Tony's mind was spinning from trying to follow the Abby-speak and after a few seconds, he just gave up. "Sounds like a plan… I mean, the X-Men movie sounds like a plan. Not the Grey's Anatomy night." He cleared his throat and then found all of his vital functions stopping as Abby removed the afghan from her form and clambered off of the sofa. Her movements around the couch had disheveled her clothing; lifting the thermal t-shirt from her hips up to her ribcage. The skin from mid rib, to bikini-clad hip was bared on one side of her long frame… the side that was facing him. He could see creamy pale skin and the edges of her back tattoo peering at him and he found himself wondering if it would be possible to read the edges of that tattoo with his fingers; if the pattern would feel like Braille -- raised ever so slightly against her naked flesh.
4 44 4444
Just think about the movie Abby. X-Men. She tapped her foot impatiently, waiting for the DVD player to spit out her McDreamy flick so that she could slip McSteamy in. Slipping McSteamy in. Mmmm. Or, McTony, yeah, he'd do in a pinch. Or even not in a pinch. And… WAIT! Abby stop it! Crap. Crap. Crap! Maybe a high testosterone flick with beautiful men isn't a good idea. No. It's definitely, definitely NOT a good idea. Maybe I can switch to -- did Tony just 'groan'?
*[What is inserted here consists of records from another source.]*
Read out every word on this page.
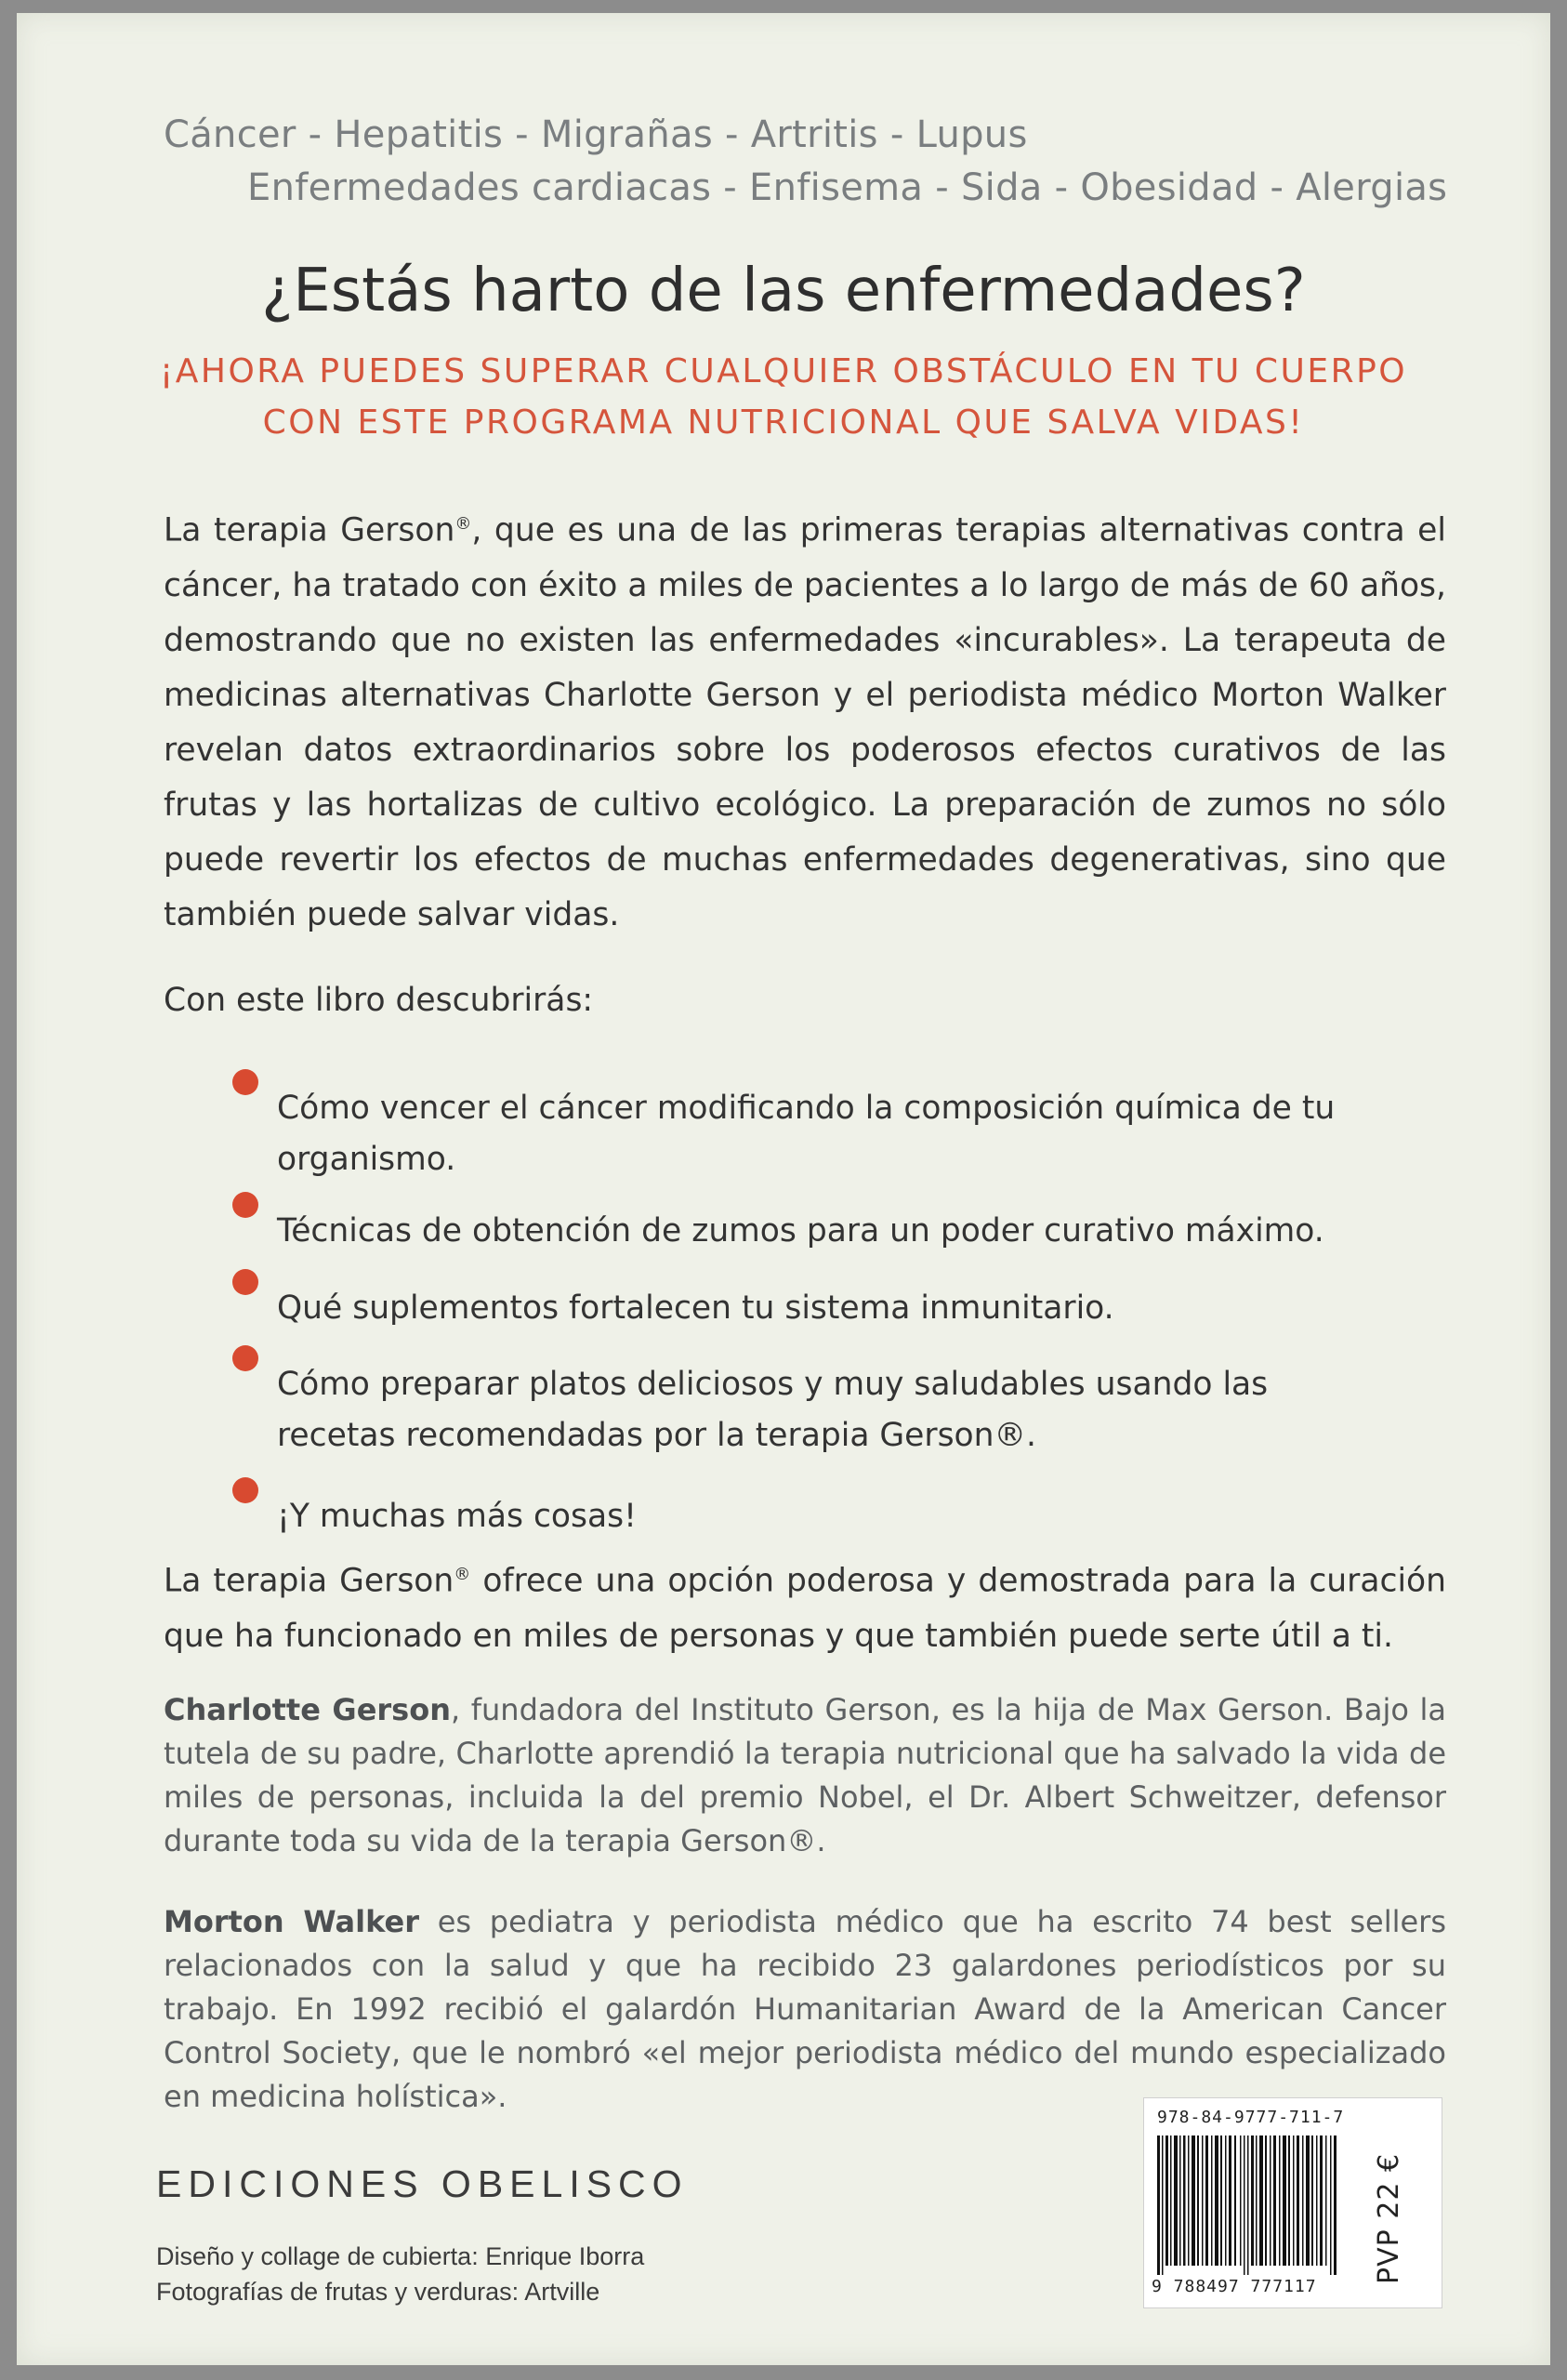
Cáncer - Hepatitis - Migrañas - Artritis - Lupus

Enfermedades cardiacas - Enfisema - Sida - Obesidad - Alergias

¿Estás harto de las enfermedades?

¡AHORA PUEDES SUPERAR CUALQUIER OBSTÁCULO EN TU CUERPO

CON ESTE PROGRAMA NUTRICIONAL QUE SALVA VIDAS!

La terapia Gerson®, que es una de las primeras terapias alternativas contra el cáncer, ha tratado con éxito a miles de pacientes a lo largo de más de 60 años, demostrando que no existen las enfermedades «incurables». La terapeuta de medicinas alternativas Charlotte Gerson y el periodista médico Morton Walker revelan datos extraordinarios sobre los poderosos efectos curativos de las frutas y las hortalizas de cultivo ecológico. La preparación de zumos no sólo puede revertir los efectos de muchas enfermedades degenerativas, sino que también puede salvar vidas.

Con este libro descubrirás:

Cómo vencer el cáncer modificando la composición química de tu organismo.

Técnicas de obtención de zumos para un poder curativo máximo.

Qué suplementos fortalecen tu sistema inmunitario.

Cómo preparar platos deliciosos y muy saludables usando las recetas recomendadas por la terapia Gerson®.

¡Y muchas más cosas!

La terapia Gerson® ofrece una opción poderosa y demostrada para la curación que ha funcionado en miles de personas y que también puede serte útil a ti.

Charlotte Gerson, fundadora del Instituto Gerson, es la hija de Max Gerson. Bajo la tutela de su padre, Charlotte aprendió la terapia nutricional que ha salvado la vida de miles de personas, incluida la del premio Nobel, el Dr. Albert Schweitzer, defensor durante toda su vida de la terapia Gerson®.

Morton Walker es pediatra y periodista médico que ha escrito 74 best sellers relacionados con la salud y que ha recibido 23 galardones periodísticos por su trabajo. En 1992 recibió el galardón Humanitarian Award de la American Cancer Control Society, que le nombró «el mejor periodista médico del mundo especializado en medicina holística».

EDICIONES OBELISCO

Diseño y collage de cubierta: Enrique Iborra

Fotografías de frutas y verduras: Artville

978-84-9777-711-7

9 788497 777117

PVP 22 €
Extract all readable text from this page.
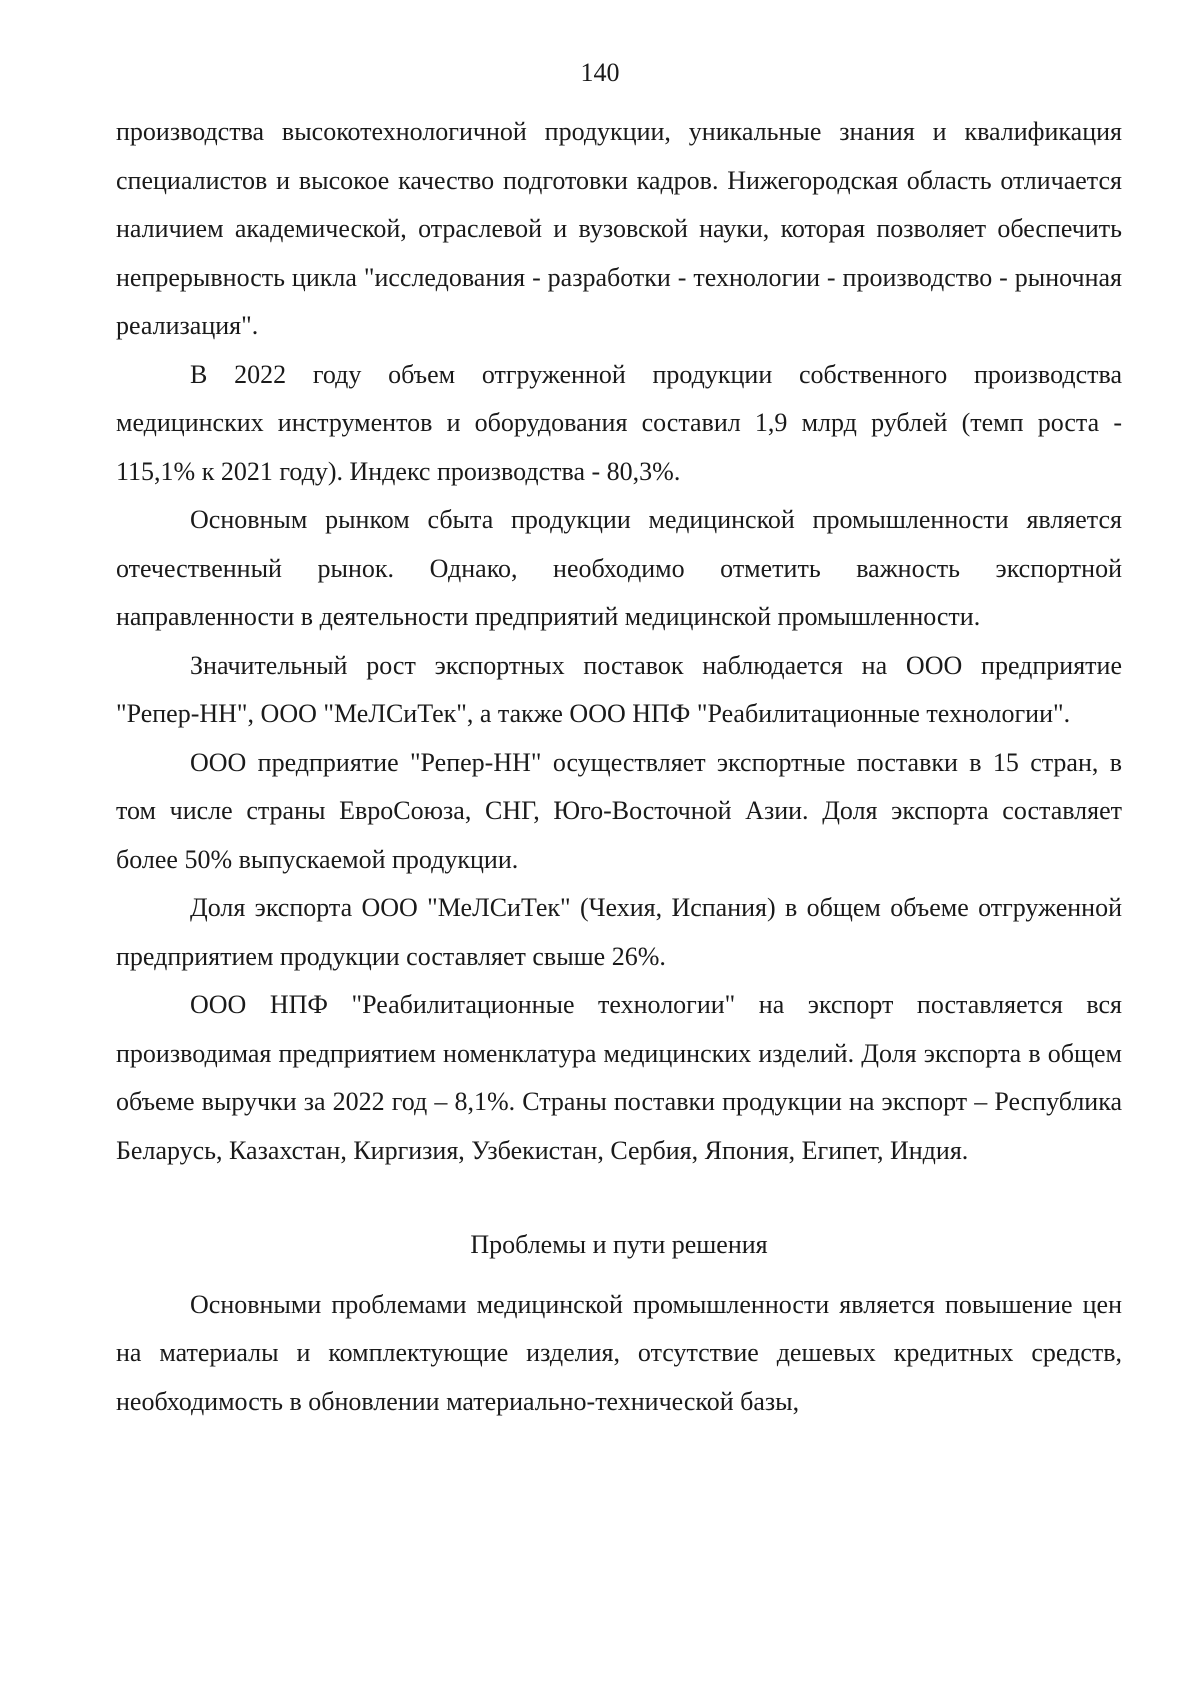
140

производства высокотехнологичной продукции, уникальные знания и квалификация специалистов и высокое качество подготовки кадров. Нижегородская область отличается наличием академической, отраслевой и вузовской науки, которая позволяет обеспечить непрерывность цикла "исследования - разработки - технологии - производство - рыночная реализация".

В 2022 году объем отгруженной продукции собственного производства медицинских инструментов и оборудования составил 1,9 млрд рублей (темп роста - 115,1% к 2021 году). Индекс производства - 80,3%.

Основным рынком сбыта продукции медицинской промышленности является отечественный рынок. Однако, необходимо отметить важность экспортной направленности в деятельности предприятий медицинской промышленности.

Значительный рост экспортных поставок наблюдается на ООО предприятие "Репер-НН", ООО "МеЛСиТек", а также ООО НПФ "Реабилитационные технологии".

ООО предприятие "Репер-НН" осуществляет экспортные поставки в 15 стран, в том числе страны ЕвроСоюза, СНГ, Юго-Восточной Азии. Доля экспорта составляет более 50% выпускаемой продукции.

Доля экспорта ООО "МеЛСиТек" (Чехия, Испания) в общем объеме отгруженной предприятием продукции составляет свыше 26%.

ООО НПФ "Реабилитационные технологии" на экспорт поставляется вся производимая предприятием номенклатура медицинских изделий. Доля экспорта в общем объеме выручки за 2022 год – 8,1%. Страны поставки продукции на экспорт – Республика Беларусь, Казахстан, Киргизия, Узбекистан, Сербия, Япония, Египет, Индия.

Проблемы и пути решения

Основными проблемами медицинской промышленности является повышение цен на материалы и комплектующие изделия, отсутствие дешевых кредитных средств, необходимость в обновлении материально-технической базы,
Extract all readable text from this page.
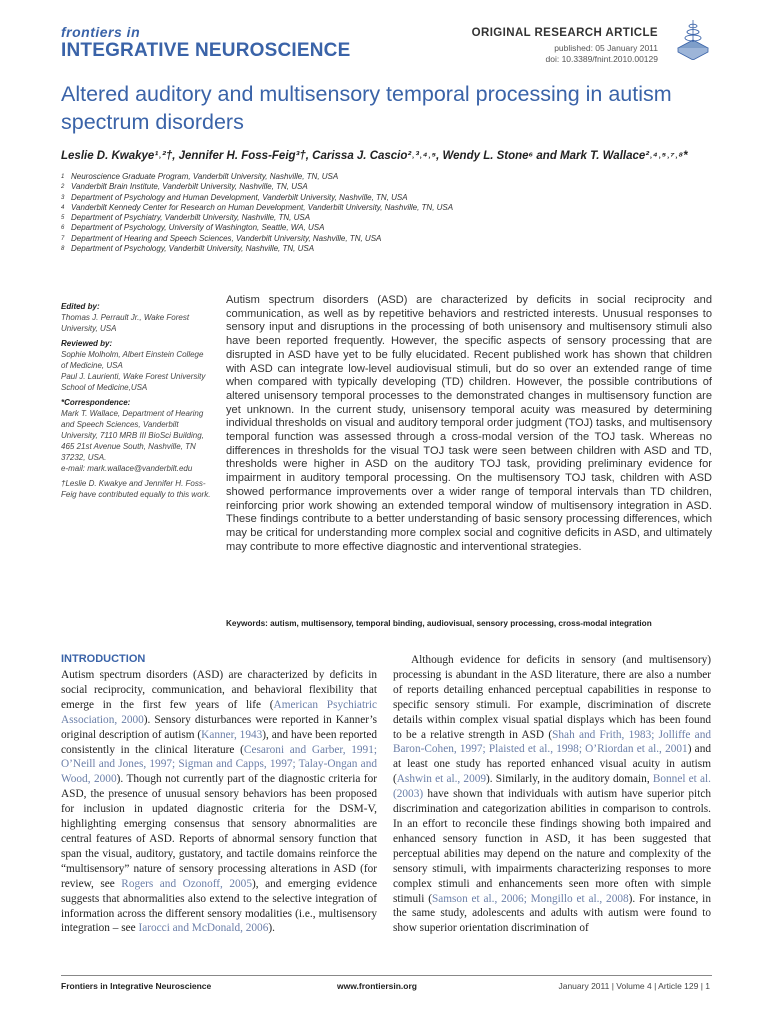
frontiers in
INTEGRATIVE NEUROSCIENCE
ORIGINAL RESEARCH ARTICLE
published: 05 January 2011
doi: 10.3389/fnint.2010.00129
Altered auditory and multisensory temporal processing in autism spectrum disorders
Leslie D. Kwakye¹˒²†, Jennifer H. Foss-Feig³†, Carissa J. Cascio²˒³˒⁴˒⁵, Wendy L. Stone⁶ and Mark T. Wallace²˒⁴˒⁵˒⁷˒⁸*
1 Neuroscience Graduate Program, Vanderbilt University, Nashville, TN, USA
2 Vanderbilt Brain Institute, Vanderbilt University, Nashville, TN, USA
3 Department of Psychology and Human Development, Vanderbilt University, Nashville, TN, USA
4 Vanderbilt Kennedy Center for Research on Human Development, Vanderbilt University, Nashville, TN, USA
5 Department of Psychiatry, Vanderbilt University, Nashville, TN, USA
6 Department of Psychology, University of Washington, Seattle, WA, USA
7 Department of Hearing and Speech Sciences, Vanderbilt University, Nashville, TN, USA
8 Department of Psychology, Vanderbilt University, Nashville, TN, USA
Edited by:
Thomas J. Perrault Jr., Wake Forest University, USA
Reviewed by:
Sophie Molholm, Albert Einstein College of Medicine, USA
Paul J. Laurienti, Wake Forest University School of Medicine,USA
*Correspondence:
Mark T. Wallace, Department of Hearing and Speech Sciences, Vanderbilt University, 7110 MRB III BioSci Building, 465 21st Avenue South, Nashville, TN 37232, USA.
e-mail: mark.wallace@vanderbilt.edu
†Leslie D. Kwakye and Jennifer H. Foss-Feig have contributed equally to this work.
Autism spectrum disorders (ASD) are characterized by deficits in social reciprocity and communication, as well as by repetitive behaviors and restricted interests. Unusual responses to sensory input and disruptions in the processing of both unisensory and multisensory stimuli also have been reported frequently. However, the specific aspects of sensory processing that are disrupted in ASD have yet to be fully elucidated. Recent published work has shown that children with ASD can integrate low-level audiovisual stimuli, but do so over an extended range of time when compared with typically developing (TD) children. However, the possible contributions of altered unisensory temporal processes to the demonstrated changes in multisensory function are yet unknown. In the current study, unisensory temporal acuity was measured by determining individual thresholds on visual and auditory temporal order judgment (TOJ) tasks, and multisensory temporal function was assessed through a cross-modal version of the TOJ task. Whereas no differences in thresholds for the visual TOJ task were seen between children with ASD and TD, thresholds were higher in ASD on the auditory TOJ task, providing preliminary evidence for impairment in auditory temporal processing. On the multisensory TOJ task, children with ASD showed performance improvements over a wider range of temporal intervals than TD children, reinforcing prior work showing an extended temporal window of multisensory integration in ASD. These findings contribute to a better understanding of basic sensory processing differences, which may be critical for understanding more complex social and cognitive deficits in ASD, and ultimately may contribute to more effective diagnostic and interventional strategies.
Keywords: autism, multisensory, temporal binding, audiovisual, sensory processing, cross-modal integration
INTRODUCTION

Autism spectrum disorders (ASD) are characterized by deficits in social reciprocity, communication, and behavioral flexibility that emerge in the first few years of life (American Psychiatric Association, 2000). Sensory disturbances were reported in Kanner’s original description of autism (Kanner, 1943), and have been reported consistently in the clinical literature (Cesaroni and Garber, 1991; O’Neill and Jones, 1997; Sigman and Capps, 1997; Talay-Ongan and Wood, 2000). Though not currently part of the diagnostic criteria for ASD, the presence of unusual sensory behaviors has been proposed for inclusion in updated diagnostic criteria for the DSM-V, highlighting emerging consensus that sensory abnormalities are central features of ASD. Reports of abnormal sensory function that span the visual, auditory, gustatory, and tactile domains reinforce the “multisensory” nature of sensory processing alterations in ASD (for review, see Rogers and Ozonoff, 2005), and emerging evidence suggests that abnormalities also extend to the selective integration of information across the different sensory modalities (i.e., multisensory integration – see Iarocci and McDonald, 2006).

Although evidence for deficits in sensory (and multisensory) processing is abundant in the ASD literature, there are also a number of reports detailing enhanced perceptual capabilities in response to specific sensory stimuli. For example, discrimination of discrete details within complex visual spatial displays which has been found to be a relative strength in ASD (Shah and Frith, 1983; Jolliffe and Baron-Cohen, 1997; Plaisted et al., 1998; O’Riordan et al., 2001) and at least one study has reported enhanced visual acuity in autism (Ashwin et al., 2009). Similarly, in the auditory domain, Bonnel et al. (2003) have shown that individuals with autism have superior pitch discrimination and categorization abilities in comparison to controls. In an effort to reconcile these findings showing both impaired and enhanced sensory function in ASD, it has been suggested that perceptual abilities may depend on the nature and complexity of the sensory stimuli, with impairments characterizing responses to more complex stimuli and enhancements seen more often with simple stimuli (Samson et al., 2006; Mongillo et al., 2008). For instance, in the same study, adolescents and adults with autism were found to show superior orientation discrimination of

Frontiers in Integrative Neuroscience	www.frontiersin.org	January 2011 | Volume 4 | Article 129 | 1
"Are you alright back there?" She turned, a smile plastered on her face and as she pivoted slightly to catch sight of him, she thought she saw his eyes leap from her waist to the TV, but it happened so quickly that she wasn't positive that she saw what she thought she saw.
"Uh, yeah," Tony crossed his legs self-consciously. "Leg cramp."
Abby turned back to the player and pressed play; a genuine smile lit her face. Leg cramp my ass! Tony DiNozzo was checking me out!